Heightened risk awareness following the COVID-19 pandemic will help drive the value of global insurance premiums above $7trn (£5.2trn) for the first time next year, Swiss Re has forecast.
The reinsurance giant's latest sigma study suggests that insurance premiums will grow by 3.4% in real terms this year, and by 3.3% and 3.1% in 2022 and 2023, respectively.
This will see premium value exceed $7trn in mid-2022 amid increasing demand for protection and rate hardening within non-life insurance commercial lines.
The outlook is also supported by a strong cyclical recovery from COVID-19, although economic growth is expected to slow in the next two years due to an unfolding energy price crisis, prolonged supply-side issues, and inflation risks.
Global GDP growth is forecast to reach 5.6% this year, slowing to 4.1% in 2022, and 3.0% in 2023.
“The economic recovery we are experiencing is cyclical and not structural, with macroeconomic resilience weaker today than before the COVID-19 crisis,” said Jerome Haegeli, Swiss Re Group chief economist.
“As such, we should be anything but complacent.

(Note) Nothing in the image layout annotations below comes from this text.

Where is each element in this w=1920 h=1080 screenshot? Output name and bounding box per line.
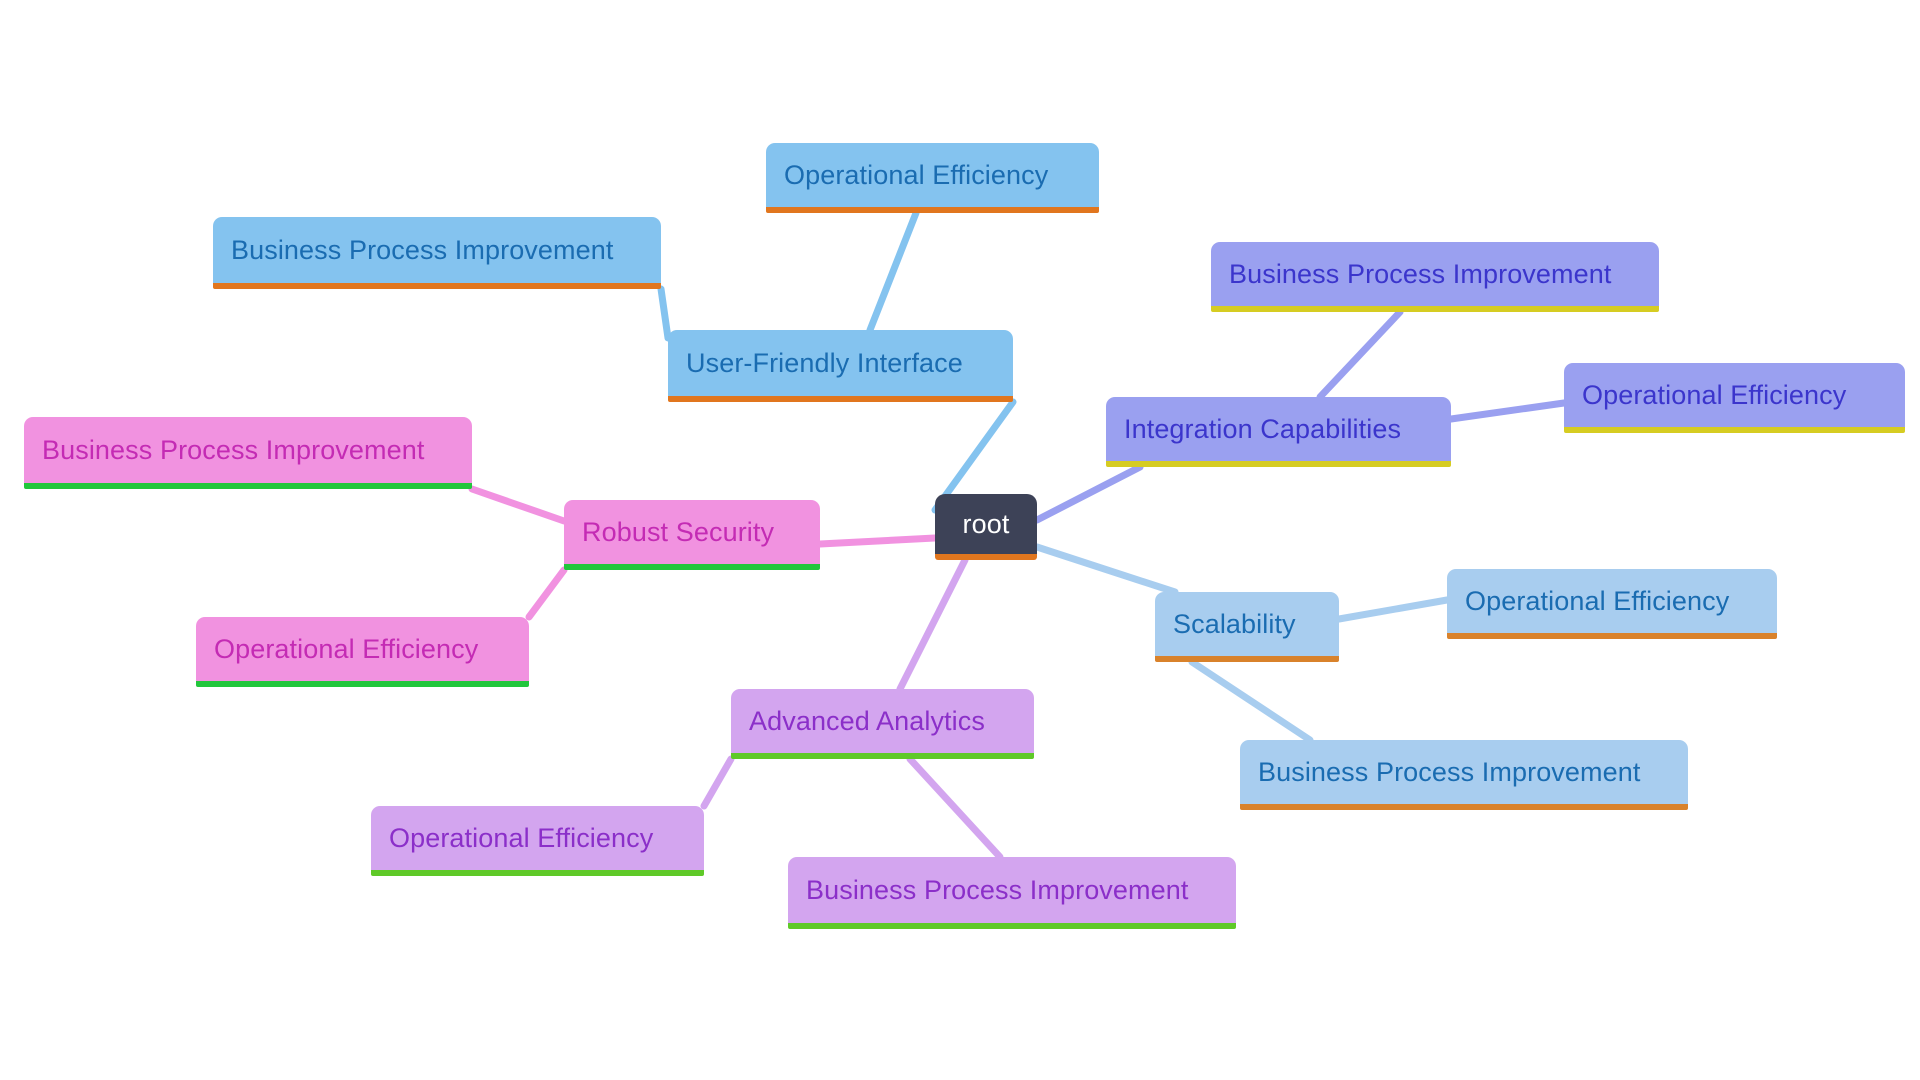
mindmap-node-sc-business-process-improvement[interactable]: Business Process Improvement xyxy=(1240,740,1688,810)
mindmap-edge xyxy=(1316,308,1404,401)
mindmap-node-label: Operational Efficiency xyxy=(784,159,1049,190)
mindmap-edge xyxy=(866,209,920,334)
mindmap-node-label: Operational Efficiency xyxy=(1465,585,1730,616)
mindmap-node-ic-operational-efficiency[interactable]: Operational Efficiency xyxy=(1564,363,1905,433)
mindmap-edge xyxy=(700,755,735,810)
mindmap-node-integration-capabilities[interactable]: Integration Capabilities xyxy=(1106,397,1451,467)
mindmap-edge xyxy=(468,485,568,525)
mindmap-node-label: Business Process Improvement xyxy=(1229,258,1612,289)
mindmap-edge xyxy=(906,755,1004,861)
mindmap-edge xyxy=(1188,658,1314,744)
mindmap-node-label: Operational Efficiency xyxy=(1582,379,1847,410)
mindmap-node-label: Operational Efficiency xyxy=(389,822,654,853)
mindmap-node-label: Scalability xyxy=(1173,608,1296,639)
mindmap-node-aa-business-process-improvement[interactable]: Business Process Improvement xyxy=(788,857,1236,929)
mindmap-node-scalability[interactable]: Scalability xyxy=(1155,592,1339,662)
mindmap-node-label: Business Process Improvement xyxy=(231,234,614,265)
mindmap-node-label: Advanced Analytics xyxy=(749,705,985,736)
mindmap-edge xyxy=(896,556,969,693)
mindmap-node-root[interactable]: root xyxy=(935,494,1037,560)
mindmap-canvas: root User-Friendly Interface Operational E… xyxy=(0,0,1920,1080)
mindmap-node-rs-business-process-improvement[interactable]: Business Process Improvement xyxy=(24,417,472,489)
mindmap-node-label: Business Process Improvement xyxy=(42,434,425,465)
mindmap-node-sc-operational-efficiency[interactable]: Operational Efficiency xyxy=(1447,569,1777,639)
mindmap-node-aa-operational-efficiency[interactable]: Operational Efficiency xyxy=(371,806,704,876)
mindmap-edge xyxy=(657,285,672,342)
mindmap-edge xyxy=(525,566,568,621)
mindmap-node-label: Operational Efficiency xyxy=(214,633,479,664)
mindmap-node-rs-operational-efficiency[interactable]: Operational Efficiency xyxy=(196,617,529,687)
mindmap-node-user-friendly-interface[interactable]: User-Friendly Interface xyxy=(668,330,1013,402)
mindmap-node-label: root xyxy=(962,508,1010,539)
mindmap-node-label: Business Process Improvement xyxy=(806,874,1189,905)
mindmap-node-label: Business Process Improvement xyxy=(1258,756,1641,787)
mindmap-node-label: Integration Capabilities xyxy=(1124,413,1402,444)
mindmap-node-ufi-operational-efficiency[interactable]: Operational Efficiency xyxy=(766,143,1099,213)
mindmap-edge xyxy=(1335,596,1451,623)
mindmap-node-label: Robust Security xyxy=(582,516,775,547)
mindmap-edge xyxy=(1447,399,1568,423)
mindmap-node-advanced-analytics[interactable]: Advanced Analytics xyxy=(731,689,1034,759)
mindmap-edge xyxy=(1033,463,1144,524)
mindmap-node-ic-business-process-improvement[interactable]: Business Process Improvement xyxy=(1211,242,1659,312)
mindmap-node-label: User-Friendly Interface xyxy=(686,347,963,378)
mindmap-node-robust-security[interactable]: Robust Security xyxy=(564,500,820,570)
mindmap-edge xyxy=(1033,543,1179,596)
mindmap-node-ufi-business-process-improvement[interactable]: Business Process Improvement xyxy=(213,217,661,289)
mindmap-edge xyxy=(816,534,939,548)
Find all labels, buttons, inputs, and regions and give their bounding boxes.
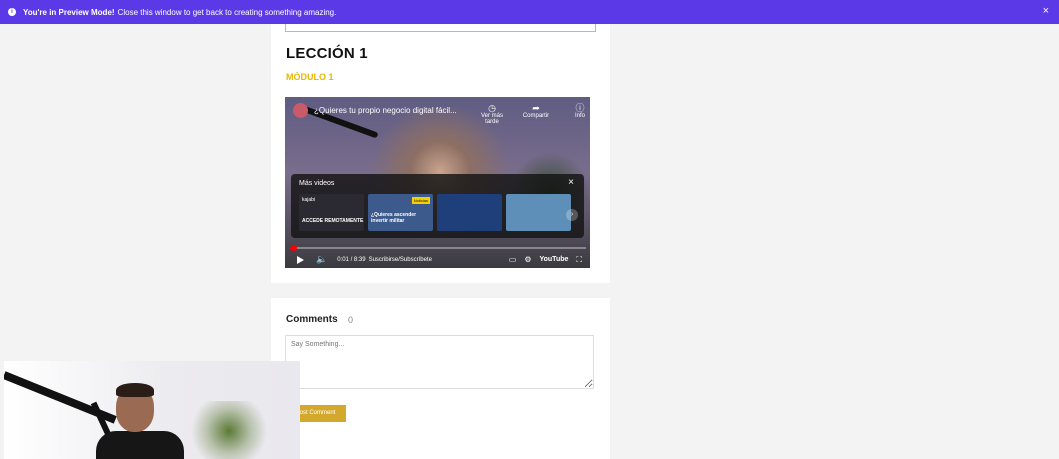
video-title-bar[interactable]: ¿Quieres tu propio negocio digital fácil… [293, 103, 457, 118]
info-icon: i [8, 8, 16, 16]
watch-later-label: Ver más tarde [480, 113, 503, 125]
video-right-controls: ▭ ⚙ YouTube ⛶ [509, 255, 582, 265]
more-videos-panel: Más videos × kajabi ACCEDE REMOTAMENTE N… [291, 174, 584, 238]
comments-count: 0 [348, 315, 354, 325]
banner-text: Close this window to get back to creatin… [117, 7, 337, 17]
comment-input[interactable] [285, 335, 594, 389]
comments-section: Comments 0 Post Comment [271, 298, 610, 459]
person-hair [116, 383, 154, 397]
video-player[interactable]: ¿Quieres tu propio negocio digital fácil… [285, 97, 590, 268]
video-thumbnail[interactable] [437, 194, 502, 231]
video-thumbnail[interactable]: Noticias ¿Quieres ascender invertir mili… [368, 194, 433, 231]
comments-title: Comments [286, 314, 338, 325]
lesson-card: LECCIÓN 1 MÓDULO 1 ¿Quieres tu propio ne… [271, 24, 610, 283]
preview-banner: i You're in Preview Mode! Close this win… [0, 0, 1059, 24]
more-videos-title: Más videos [299, 180, 335, 187]
video-controls: 🔈 0:01 / 8:39 Suscribirse/Subscríbete ▭ … [285, 251, 590, 268]
clock-icon: ◷ [488, 103, 496, 113]
volume-icon[interactable]: 🔈 [316, 254, 327, 265]
progress-bar[interactable] [289, 245, 586, 251]
video-title[interactable]: ¿Quieres tu propio negocio digital fácil… [314, 106, 457, 115]
channel-avatar[interactable] [293, 103, 308, 118]
info-button[interactable]: ⓘ Info [563, 103, 590, 125]
video-thumbnail[interactable]: kajabi ACCEDE REMOTAMENTE [299, 194, 364, 231]
play-icon[interactable] [297, 255, 304, 264]
video-actions: ◷ Ver más tarde ➦ Compartir ⓘ Info [475, 103, 590, 125]
close-icon[interactable]: × [568, 177, 574, 188]
webcam-overlay [4, 361, 300, 459]
plant [184, 401, 274, 459]
thumbnail-tag: Noticias [411, 197, 430, 204]
video-thumbnail[interactable] [506, 194, 571, 231]
video-caption-text: Suscribirse/Subscríbete [368, 256, 432, 263]
fullscreen-icon[interactable]: ⛶ [576, 255, 582, 265]
info-label: Info [574, 113, 585, 119]
gear-icon[interactable]: ⚙ [524, 255, 531, 264]
video-time: 0:01 / 8:39 [337, 256, 366, 263]
close-icon[interactable]: × [1043, 6, 1049, 17]
share-icon: ➦ [532, 103, 540, 113]
previous-content-box [285, 24, 596, 32]
module-label: MÓDULO 1 [286, 72, 334, 82]
thumbnail-text: ¿Quieres ascender invertir militar [371, 212, 417, 224]
person-body [96, 431, 184, 459]
share-label: Compartir [522, 113, 550, 119]
watch-later-button[interactable]: ◷ Ver más tarde [475, 103, 509, 125]
share-button[interactable]: ➦ Compartir [519, 103, 553, 125]
youtube-logo[interactable]: YouTube [539, 256, 568, 263]
subtitles-icon[interactable]: ▭ [509, 255, 517, 264]
more-videos-list: kajabi ACCEDE REMOTAMENTE Noticias ¿Quie… [299, 194, 571, 231]
chevron-right-icon[interactable]: › [566, 209, 578, 221]
info-icon: ⓘ [575, 103, 585, 113]
thumbnail-text: ACCEDE REMOTAMENTE [302, 218, 364, 224]
lesson-title: LECCIÓN 1 [286, 45, 368, 62]
banner-bold-text: You're in Preview Mode! [23, 7, 115, 17]
thumbnail-brand: kajabi [302, 197, 316, 203]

Given its capacity and expertise to absorb risks, the insurance industry is crucial in making societies and economies more resilient.”
The study forecasts global non-life premiums to grow by 3.3% in 2021, 3.7% in 2022 and 3.3% in 2023, and life premiums to increase by 3.5% in 2021, 2.9% in 2022 and 2.7% in 2023.
It also outlines how climate change and digitalisation are significant trends shaping the world economy and insurance markets, with societies' approach to transitioning to a green economy set to determine the economic outlook.
The insurance industry can support the transition to a low-carbon economy, not only by absorbing disaster losses, but also by promoting sustainable infrastructure investments that help mitigate the impact of volatile extreme weather.
“Yet for inclusive and sustainable growth, everyone must be on board,” Haegeli continued. “Green growth is sustainable only if it is also inclusive. We have a unique opportunity to build a better market system.
“For this, all stakeholders will need to accept and internalise the costs of climate change, and policymakers to take into account the distributional effects of their economic policies across their populations.
“This will help to create the transition we need for a sustainable path to a net-zero economy by 2050.”